When President Donald Trump came out swinging against the Nord Stream 2 pipeline at the NATO summit, he accused Germany of selling itself and its allies out to Russian influence.

But when Perry met with European Union officials, he took a less geopolitical tack, focusing instead on the economic and technological benefits of more trans-Atlantic trade.

“The United States does not support pipelines such as Nord Stream 2 and a multi-line Turk Stream that will only increase reliance on a single source of supply,” Perry told reporters.

The Nord Stream and Turk Stream developments are controversial because they will connect Russian gas fields to the central European market, bypassing neighbours like Ukraine.

This will, in the eyes of opponents, empower the Kremlin to bully its former satellites in the east while making the western allies even more beholden to Russian energy supplies.

Trump, who never misses a chance to accuse Angela Merkel’s Germany of free-riding on US generosity, told NATO that Nord Stream 2 would make Berlin “captive” to Russian interests.

But Perry, taking up the case at his first meeting of the EU-US Energy Council, focused on the economic potential of receiving more shipments of American LNG.

“The president has often discussed the concept of ‘American First’ and don’t make any mistake about it. That doesn’t mean ‘America Alone’,” Perry told a joint US-EU news conference.

“It means that when you’re thinking about a new market provider when you’re thinking about a new innovation partner, we want you to think about America first,” he said.

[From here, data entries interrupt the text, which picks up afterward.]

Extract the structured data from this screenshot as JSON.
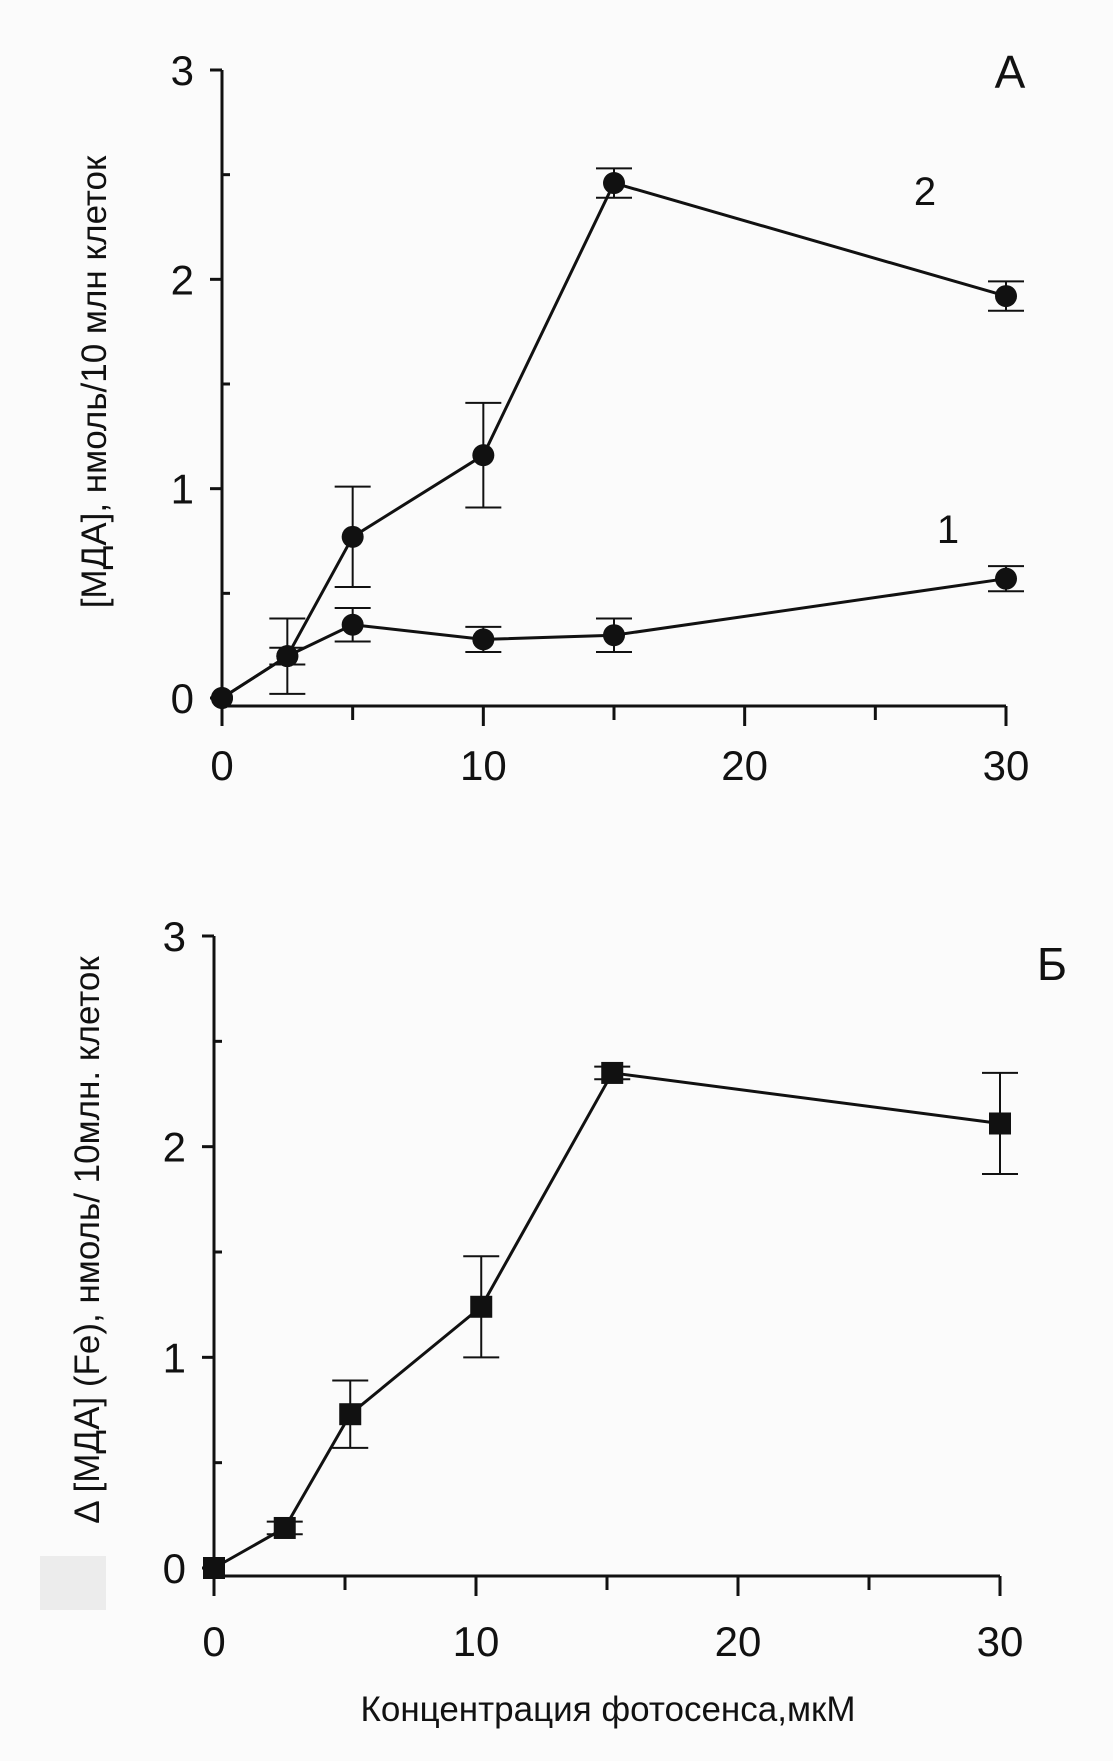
{
  "chart_data": [
    {
      "type": "line",
      "panel_label": "А",
      "xlabel": "",
      "ylabel": "[МДА], нмоль/10 млн клеток",
      "xlim": [
        0,
        30
      ],
      "ylim": [
        0,
        3
      ],
      "x_ticks": [
        "0",
        "10",
        "20",
        "30"
      ],
      "y_ticks": [
        "0",
        "1",
        "2",
        "3"
      ],
      "marker": "circle",
      "series": [
        {
          "name": "1",
          "x": [
            0,
            2.5,
            5,
            10,
            15,
            30
          ],
          "y": [
            0,
            0.2,
            0.35,
            0.28,
            0.3,
            0.57
          ],
          "err": [
            0,
            0.04,
            0.08,
            0.06,
            0.08,
            0.06
          ]
        },
        {
          "name": "2",
          "x": [
            0,
            2.5,
            5,
            10,
            15,
            30
          ],
          "y": [
            0,
            0.2,
            0.77,
            1.16,
            2.46,
            1.92
          ],
          "err": [
            0,
            0.18,
            0.24,
            0.25,
            0.07,
            0.07
          ]
        }
      ]
    },
    {
      "type": "line",
      "panel_label": "Б",
      "xlabel": "Концентрация фотосенса,мкМ",
      "ylabel_prefix": "Δ",
      "ylabel": "[МДА] (Fe), нмоль/ 10млн. клеток",
      "xlim": [
        0,
        30
      ],
      "ylim": [
        0,
        3
      ],
      "x_ticks": [
        "0",
        "10",
        "20",
        "30"
      ],
      "y_ticks": [
        "0",
        "1",
        "2",
        "3"
      ],
      "marker": "square",
      "series": [
        {
          "x": [
            0,
            2.7,
            5.2,
            10.2,
            15.2,
            30
          ],
          "y": [
            0,
            0.19,
            0.73,
            1.24,
            2.35,
            2.11
          ],
          "err": [
            0,
            0.03,
            0.16,
            0.24,
            0.03,
            0.24
          ]
        }
      ]
    }
  ]
}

In recent years, advances in extraction technology have made the United States one of the leading producers of natural gas, a fossil fuel but one that is relatively clean and efficient.

According to the US Energy Information Administration, US exports of LNG soared from 0.5 billion cubic feet per day in 2016 to 1.94 billion cubic feet per day last year.

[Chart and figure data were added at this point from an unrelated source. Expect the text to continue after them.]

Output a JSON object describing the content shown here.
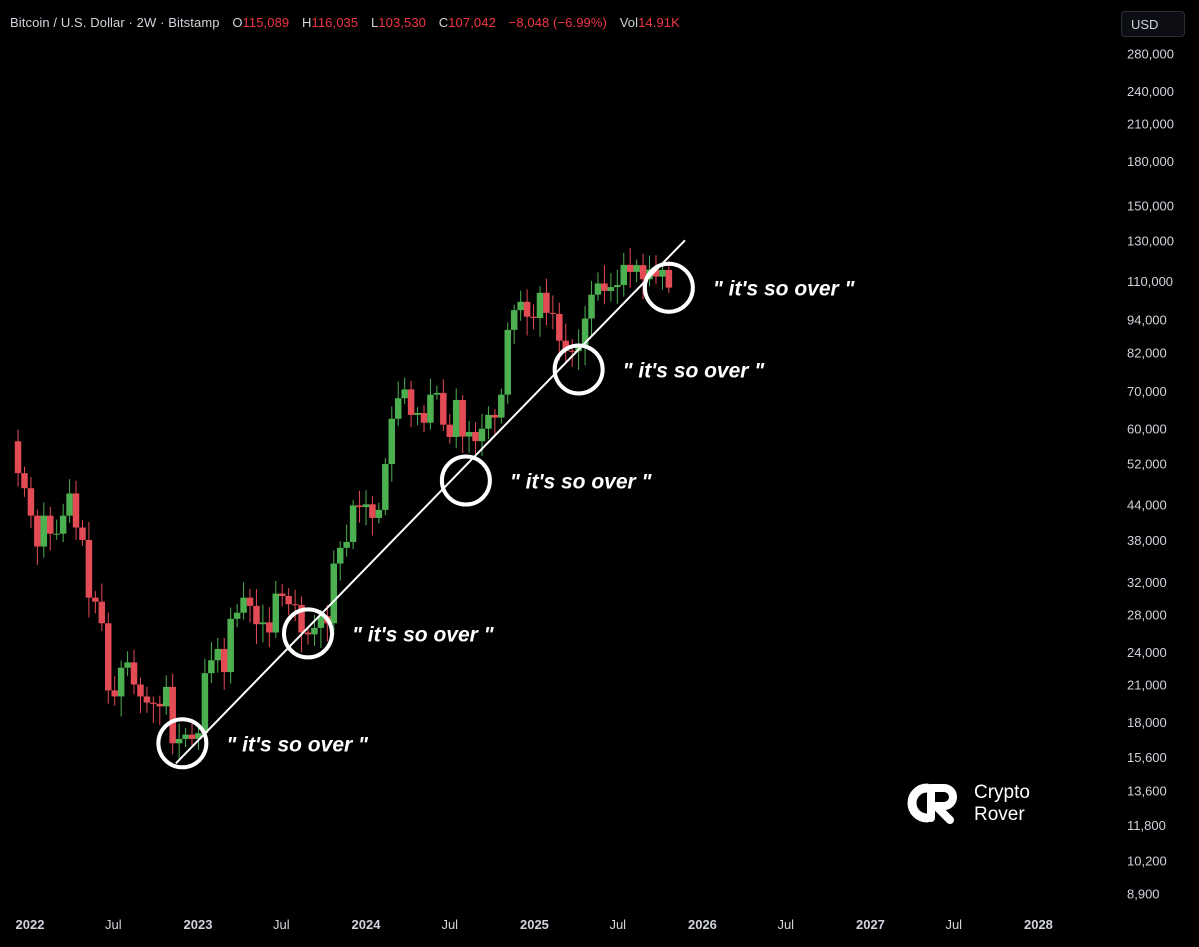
{
  "header": {
    "symbol": "Bitcoin / U.S. Dollar · 2W · Bitstamp",
    "open_label": "O",
    "open": "115,089",
    "high_label": "H",
    "high": "116,035",
    "low_label": "L",
    "low": "103,530",
    "close_label": "C",
    "close": "107,042",
    "change": "−8,048 (−6.99%)",
    "vol_label": "Vol",
    "vol": "14.91K"
  },
  "currency_button": "USD",
  "logo": {
    "icon": "cr-logo-icon",
    "line1": "Crypto",
    "line2": "Rover"
  },
  "colors": {
    "up": "#4caf50",
    "down": "#e34b55",
    "text": "#d1d4dc",
    "background": "#000000",
    "annotation": "#ffffff"
  },
  "chart_data": {
    "type": "candlestick",
    "y_scale": "log",
    "ylim": [
      8000,
      320000
    ],
    "y_ticks": [
      "280,000",
      "240,000",
      "210,000",
      "180,000",
      "150,000",
      "130,000",
      "110,000",
      "94,000",
      "82,000",
      "70,000",
      "60,000",
      "52,000",
      "44,000",
      "38,000",
      "32,000",
      "28,000",
      "24,000",
      "21,000",
      "18,000",
      "15,600",
      "13,600",
      "11,800",
      "10,200",
      "8,900"
    ],
    "x_ticks": [
      {
        "label": "2022",
        "date": "2022-01-01",
        "bold": true
      },
      {
        "label": "Jul",
        "date": "2022-07-01",
        "bold": false
      },
      {
        "label": "2023",
        "date": "2023-01-01",
        "bold": true
      },
      {
        "label": "Jul",
        "date": "2023-07-01",
        "bold": false
      },
      {
        "label": "2024",
        "date": "2024-01-01",
        "bold": true
      },
      {
        "label": "Jul",
        "date": "2024-07-01",
        "bold": false
      },
      {
        "label": "2025",
        "date": "2025-01-01",
        "bold": true
      },
      {
        "label": "Jul",
        "date": "2025-07-01",
        "bold": false
      },
      {
        "label": "2026",
        "date": "2026-01-01",
        "bold": true
      },
      {
        "label": "Jul",
        "date": "2026-07-01",
        "bold": false
      },
      {
        "label": "2027",
        "date": "2027-01-01",
        "bold": true
      },
      {
        "label": "Jul",
        "date": "2027-07-01",
        "bold": false
      },
      {
        "label": "2028",
        "date": "2028-01-01",
        "bold": true
      }
    ],
    "series_close": [
      [
        "2021-11-22",
        57000
      ],
      [
        "2021-12-06",
        50000
      ],
      [
        "2021-12-20",
        47000
      ],
      [
        "2022-01-03",
        42000
      ],
      [
        "2022-01-17",
        37000
      ],
      [
        "2022-01-31",
        42000
      ],
      [
        "2022-02-14",
        39000
      ],
      [
        "2022-02-28",
        39000
      ],
      [
        "2022-03-14",
        42000
      ],
      [
        "2022-03-28",
        46000
      ],
      [
        "2022-04-11",
        40000
      ],
      [
        "2022-04-25",
        38000
      ],
      [
        "2022-05-09",
        30000
      ],
      [
        "2022-05-23",
        29500
      ],
      [
        "2022-06-06",
        27000
      ],
      [
        "2022-06-20",
        20500
      ],
      [
        "2022-07-04",
        20000
      ],
      [
        "2022-07-18",
        22500
      ],
      [
        "2022-08-01",
        23000
      ],
      [
        "2022-08-15",
        21000
      ],
      [
        "2022-08-29",
        20000
      ],
      [
        "2022-09-12",
        19500
      ],
      [
        "2022-09-26",
        19400
      ],
      [
        "2022-10-10",
        19200
      ],
      [
        "2022-10-24",
        20800
      ],
      [
        "2022-11-07",
        16500
      ],
      [
        "2022-11-21",
        16800
      ],
      [
        "2022-12-05",
        17100
      ],
      [
        "2022-12-19",
        16800
      ],
      [
        "2023-01-02",
        17200
      ],
      [
        "2023-01-16",
        22000
      ],
      [
        "2023-01-30",
        23200
      ],
      [
        "2023-02-13",
        24300
      ],
      [
        "2023-02-27",
        22100
      ],
      [
        "2023-03-13",
        27500
      ],
      [
        "2023-03-27",
        28200
      ],
      [
        "2023-04-10",
        30000
      ],
      [
        "2023-04-24",
        29000
      ],
      [
        "2023-05-08",
        26900
      ],
      [
        "2023-05-22",
        27100
      ],
      [
        "2023-06-05",
        26000
      ],
      [
        "2023-06-19",
        30500
      ],
      [
        "2023-07-03",
        30200
      ],
      [
        "2023-07-17",
        29200
      ],
      [
        "2023-07-31",
        29100
      ],
      [
        "2023-08-14",
        26000
      ],
      [
        "2023-08-28",
        25800
      ],
      [
        "2023-09-11",
        26500
      ],
      [
        "2023-09-25",
        27800
      ],
      [
        "2023-10-09",
        27000
      ],
      [
        "2023-10-23",
        34500
      ],
      [
        "2023-11-06",
        36800
      ],
      [
        "2023-11-20",
        37700
      ],
      [
        "2023-12-04",
        43800
      ],
      [
        "2023-12-18",
        43500
      ],
      [
        "2024-01-01",
        44000
      ],
      [
        "2024-01-15",
        41600
      ],
      [
        "2024-01-29",
        43000
      ],
      [
        "2024-02-12",
        51900
      ],
      [
        "2024-02-26",
        62500
      ],
      [
        "2024-03-11",
        68000
      ],
      [
        "2024-03-25",
        70500
      ],
      [
        "2024-04-08",
        63500
      ],
      [
        "2024-04-22",
        64000
      ],
      [
        "2024-05-06",
        61500
      ],
      [
        "2024-05-20",
        69000
      ],
      [
        "2024-06-03",
        69500
      ],
      [
        "2024-06-17",
        61000
      ],
      [
        "2024-07-01",
        58000
      ],
      [
        "2024-07-15",
        67500
      ],
      [
        "2024-07-29",
        58100
      ],
      [
        "2024-08-12",
        59200
      ],
      [
        "2024-08-26",
        57000
      ],
      [
        "2024-09-09",
        60000
      ],
      [
        "2024-09-23",
        63500
      ],
      [
        "2024-10-07",
        62800
      ],
      [
        "2024-10-21",
        69000
      ],
      [
        "2024-11-04",
        90000
      ],
      [
        "2024-11-18",
        97600
      ],
      [
        "2024-12-02",
        101000
      ],
      [
        "2024-12-16",
        95000
      ],
      [
        "2024-12-30",
        94500
      ],
      [
        "2025-01-13",
        104800
      ],
      [
        "2025-01-27",
        96500
      ],
      [
        "2025-02-10",
        96100
      ],
      [
        "2025-02-24",
        86100
      ],
      [
        "2025-03-10",
        82600
      ],
      [
        "2025-03-24",
        82500
      ],
      [
        "2025-04-07",
        84500
      ],
      [
        "2025-04-21",
        94300
      ],
      [
        "2025-05-05",
        104000
      ],
      [
        "2025-05-19",
        108900
      ],
      [
        "2025-06-02",
        105600
      ],
      [
        "2025-06-16",
        107300
      ],
      [
        "2025-06-30",
        108200
      ],
      [
        "2025-07-14",
        117500
      ],
      [
        "2025-07-28",
        114200
      ],
      [
        "2025-08-11",
        117400
      ],
      [
        "2025-08-25",
        110800
      ],
      [
        "2025-09-08",
        115300
      ],
      [
        "2025-09-22",
        112000
      ],
      [
        "2025-10-06",
        115089
      ],
      [
        "2025-10-20",
        107042
      ]
    ],
    "trendline": {
      "from": [
        "2022-11-14",
        15200
      ],
      "to": [
        "2025-11-24",
        130000
      ]
    },
    "annotations": [
      {
        "text": "\" it's so over \"",
        "date": "2022-11-28",
        "price": 16500
      },
      {
        "text": "\" it's so over \"",
        "date": "2023-08-28",
        "price": 25900
      },
      {
        "text": "\" it's so over \"",
        "date": "2024-08-05",
        "price": 48500
      },
      {
        "text": "\" it's so over \"",
        "date": "2025-04-07",
        "price": 76500
      },
      {
        "text": "\" it's so over \"",
        "date": "2025-10-20",
        "price": 107000
      }
    ]
  }
}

But more than half of US exports go to just three countries — Mexico, South Korea, and China — and the European Commission says less than one percent of Europe’s gas comes from America.

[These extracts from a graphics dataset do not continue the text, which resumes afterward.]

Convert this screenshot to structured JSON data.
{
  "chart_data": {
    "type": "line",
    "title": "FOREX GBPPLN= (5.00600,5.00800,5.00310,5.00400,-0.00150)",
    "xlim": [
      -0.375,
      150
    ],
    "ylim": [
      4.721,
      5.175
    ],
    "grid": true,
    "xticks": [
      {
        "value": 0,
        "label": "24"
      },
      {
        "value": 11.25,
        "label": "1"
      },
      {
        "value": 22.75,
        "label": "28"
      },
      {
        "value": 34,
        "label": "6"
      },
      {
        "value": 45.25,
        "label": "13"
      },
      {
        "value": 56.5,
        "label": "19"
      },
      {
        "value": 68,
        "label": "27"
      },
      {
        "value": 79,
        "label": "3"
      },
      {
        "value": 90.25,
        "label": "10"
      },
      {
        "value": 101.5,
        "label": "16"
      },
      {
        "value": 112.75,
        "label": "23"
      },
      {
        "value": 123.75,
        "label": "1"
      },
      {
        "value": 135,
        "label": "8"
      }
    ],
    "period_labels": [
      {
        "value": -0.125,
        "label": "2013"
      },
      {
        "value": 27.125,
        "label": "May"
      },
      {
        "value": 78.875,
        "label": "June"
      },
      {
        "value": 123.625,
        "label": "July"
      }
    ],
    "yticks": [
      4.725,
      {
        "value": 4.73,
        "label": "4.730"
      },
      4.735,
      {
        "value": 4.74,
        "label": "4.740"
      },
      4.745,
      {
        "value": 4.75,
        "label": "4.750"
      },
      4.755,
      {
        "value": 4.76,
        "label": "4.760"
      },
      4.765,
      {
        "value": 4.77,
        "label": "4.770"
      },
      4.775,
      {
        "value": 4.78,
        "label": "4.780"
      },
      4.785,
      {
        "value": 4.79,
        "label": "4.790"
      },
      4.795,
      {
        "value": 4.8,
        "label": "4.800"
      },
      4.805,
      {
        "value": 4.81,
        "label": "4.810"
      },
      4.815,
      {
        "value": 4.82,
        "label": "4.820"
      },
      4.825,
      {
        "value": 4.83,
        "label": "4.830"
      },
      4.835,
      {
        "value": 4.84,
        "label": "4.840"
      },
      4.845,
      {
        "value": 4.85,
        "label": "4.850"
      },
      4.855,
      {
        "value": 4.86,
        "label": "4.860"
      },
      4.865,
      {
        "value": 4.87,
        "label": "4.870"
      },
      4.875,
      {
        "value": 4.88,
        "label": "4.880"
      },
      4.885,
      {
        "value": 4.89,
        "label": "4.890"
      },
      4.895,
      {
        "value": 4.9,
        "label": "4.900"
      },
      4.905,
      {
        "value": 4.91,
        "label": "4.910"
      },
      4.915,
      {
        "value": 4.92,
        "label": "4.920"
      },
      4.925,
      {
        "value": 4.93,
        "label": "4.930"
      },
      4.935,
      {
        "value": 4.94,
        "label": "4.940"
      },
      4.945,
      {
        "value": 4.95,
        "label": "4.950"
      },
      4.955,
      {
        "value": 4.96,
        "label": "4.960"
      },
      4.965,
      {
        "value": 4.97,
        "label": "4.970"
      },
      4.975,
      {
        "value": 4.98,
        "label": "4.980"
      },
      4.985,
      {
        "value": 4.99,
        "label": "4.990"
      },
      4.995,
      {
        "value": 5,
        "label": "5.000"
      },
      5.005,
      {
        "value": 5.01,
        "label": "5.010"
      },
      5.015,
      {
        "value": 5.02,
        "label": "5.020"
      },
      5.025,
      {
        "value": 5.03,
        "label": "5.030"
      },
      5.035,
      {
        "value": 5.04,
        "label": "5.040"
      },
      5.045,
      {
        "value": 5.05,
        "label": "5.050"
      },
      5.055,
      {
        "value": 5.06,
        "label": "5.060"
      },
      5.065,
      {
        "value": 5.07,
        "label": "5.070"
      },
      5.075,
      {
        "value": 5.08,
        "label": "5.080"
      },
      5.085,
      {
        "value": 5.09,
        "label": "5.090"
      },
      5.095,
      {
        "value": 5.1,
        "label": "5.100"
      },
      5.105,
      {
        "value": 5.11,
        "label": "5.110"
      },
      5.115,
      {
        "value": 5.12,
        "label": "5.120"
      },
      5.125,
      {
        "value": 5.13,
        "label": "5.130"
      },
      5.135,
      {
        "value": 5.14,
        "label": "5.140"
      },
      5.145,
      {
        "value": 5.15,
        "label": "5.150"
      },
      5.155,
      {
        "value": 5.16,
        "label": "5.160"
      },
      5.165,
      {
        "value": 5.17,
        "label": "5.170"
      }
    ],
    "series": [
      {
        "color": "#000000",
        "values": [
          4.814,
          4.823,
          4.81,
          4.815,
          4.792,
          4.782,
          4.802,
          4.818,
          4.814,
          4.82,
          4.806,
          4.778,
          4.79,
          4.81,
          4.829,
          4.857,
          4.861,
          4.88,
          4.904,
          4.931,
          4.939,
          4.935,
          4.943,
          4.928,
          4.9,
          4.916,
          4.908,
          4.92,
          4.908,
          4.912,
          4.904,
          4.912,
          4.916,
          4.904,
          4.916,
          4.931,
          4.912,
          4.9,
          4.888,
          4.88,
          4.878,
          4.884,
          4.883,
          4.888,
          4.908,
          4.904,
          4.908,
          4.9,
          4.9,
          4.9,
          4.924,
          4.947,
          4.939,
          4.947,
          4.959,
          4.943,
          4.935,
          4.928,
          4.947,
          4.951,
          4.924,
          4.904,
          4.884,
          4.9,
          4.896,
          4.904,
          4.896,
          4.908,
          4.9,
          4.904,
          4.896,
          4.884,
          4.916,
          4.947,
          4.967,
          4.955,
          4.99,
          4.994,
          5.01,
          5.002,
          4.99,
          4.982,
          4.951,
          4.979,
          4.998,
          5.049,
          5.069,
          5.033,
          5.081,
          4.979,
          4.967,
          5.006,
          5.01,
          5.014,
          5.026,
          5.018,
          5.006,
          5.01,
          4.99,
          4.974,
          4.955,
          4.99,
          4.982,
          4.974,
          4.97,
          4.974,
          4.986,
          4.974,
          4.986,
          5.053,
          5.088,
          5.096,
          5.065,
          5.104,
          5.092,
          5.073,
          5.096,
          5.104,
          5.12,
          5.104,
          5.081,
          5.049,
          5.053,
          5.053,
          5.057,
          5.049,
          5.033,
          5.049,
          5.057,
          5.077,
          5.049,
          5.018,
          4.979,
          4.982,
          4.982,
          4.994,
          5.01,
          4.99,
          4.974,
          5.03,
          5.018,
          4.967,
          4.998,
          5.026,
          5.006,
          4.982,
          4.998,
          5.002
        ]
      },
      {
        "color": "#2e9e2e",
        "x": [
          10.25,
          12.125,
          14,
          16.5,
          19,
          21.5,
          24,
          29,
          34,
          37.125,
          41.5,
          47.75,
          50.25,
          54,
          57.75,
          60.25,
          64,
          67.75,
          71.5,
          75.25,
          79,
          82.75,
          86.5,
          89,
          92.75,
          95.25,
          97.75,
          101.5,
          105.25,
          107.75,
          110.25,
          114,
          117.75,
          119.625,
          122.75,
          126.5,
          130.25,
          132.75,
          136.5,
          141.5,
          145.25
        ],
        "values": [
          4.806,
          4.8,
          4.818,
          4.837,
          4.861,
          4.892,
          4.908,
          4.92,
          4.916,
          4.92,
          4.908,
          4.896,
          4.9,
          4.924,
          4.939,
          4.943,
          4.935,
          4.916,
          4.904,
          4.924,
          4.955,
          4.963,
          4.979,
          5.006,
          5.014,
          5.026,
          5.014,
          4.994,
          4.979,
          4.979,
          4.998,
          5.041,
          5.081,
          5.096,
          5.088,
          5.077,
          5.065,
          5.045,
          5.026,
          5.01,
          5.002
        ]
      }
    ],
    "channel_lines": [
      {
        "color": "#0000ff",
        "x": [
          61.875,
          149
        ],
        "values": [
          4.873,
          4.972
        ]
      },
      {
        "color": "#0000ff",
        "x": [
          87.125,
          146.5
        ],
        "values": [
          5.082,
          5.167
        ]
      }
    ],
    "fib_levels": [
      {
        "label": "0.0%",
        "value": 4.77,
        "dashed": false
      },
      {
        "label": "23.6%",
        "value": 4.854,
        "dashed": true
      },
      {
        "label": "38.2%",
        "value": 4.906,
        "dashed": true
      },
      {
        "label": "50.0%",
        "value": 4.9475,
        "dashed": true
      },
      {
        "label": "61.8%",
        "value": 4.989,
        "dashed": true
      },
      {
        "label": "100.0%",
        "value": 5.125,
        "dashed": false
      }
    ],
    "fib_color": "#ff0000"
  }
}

Meanwhile, 41 percent of EU gas imports come from Russia.

Perry said that new LNG export terminals are coming online in the eastern United States and that US and European scientists and engineers are working together to improve supply.

Sanctions an option 

Some in Washington have called for Nord Stream 2 and its leaders, such as its chairman former German chancellor Gerhard Schroeder, to be added to US Treasury sanctions lists.

Perry said he would prefer not to go that route, but warned that “sanctions are always an option.”

European Commission vice-president and head of the bloc’s energy team, Maros Sefkovic, acknowledged that US LNG could in time be a “game-changer”.

But he said the priority, for now, was to secure gas from the Caspian Sea region while maintaining supplies of Russian gas through Ukrainian pipelines beyond 2019.

The Kremlin has declared that Trump’s political attacks on Nord Stream 2 are “unfair competition.”

But Perry said America supports open competition and looked forward to Monday’s much-anticipated summit between Trump and Russia’s President Vladimir Putin.

“The president … thinks Nord Stream 2 is not in the EU’s best interest and my bet is he’ll be more than happy to tell President Putin that, straight to his face,” he said.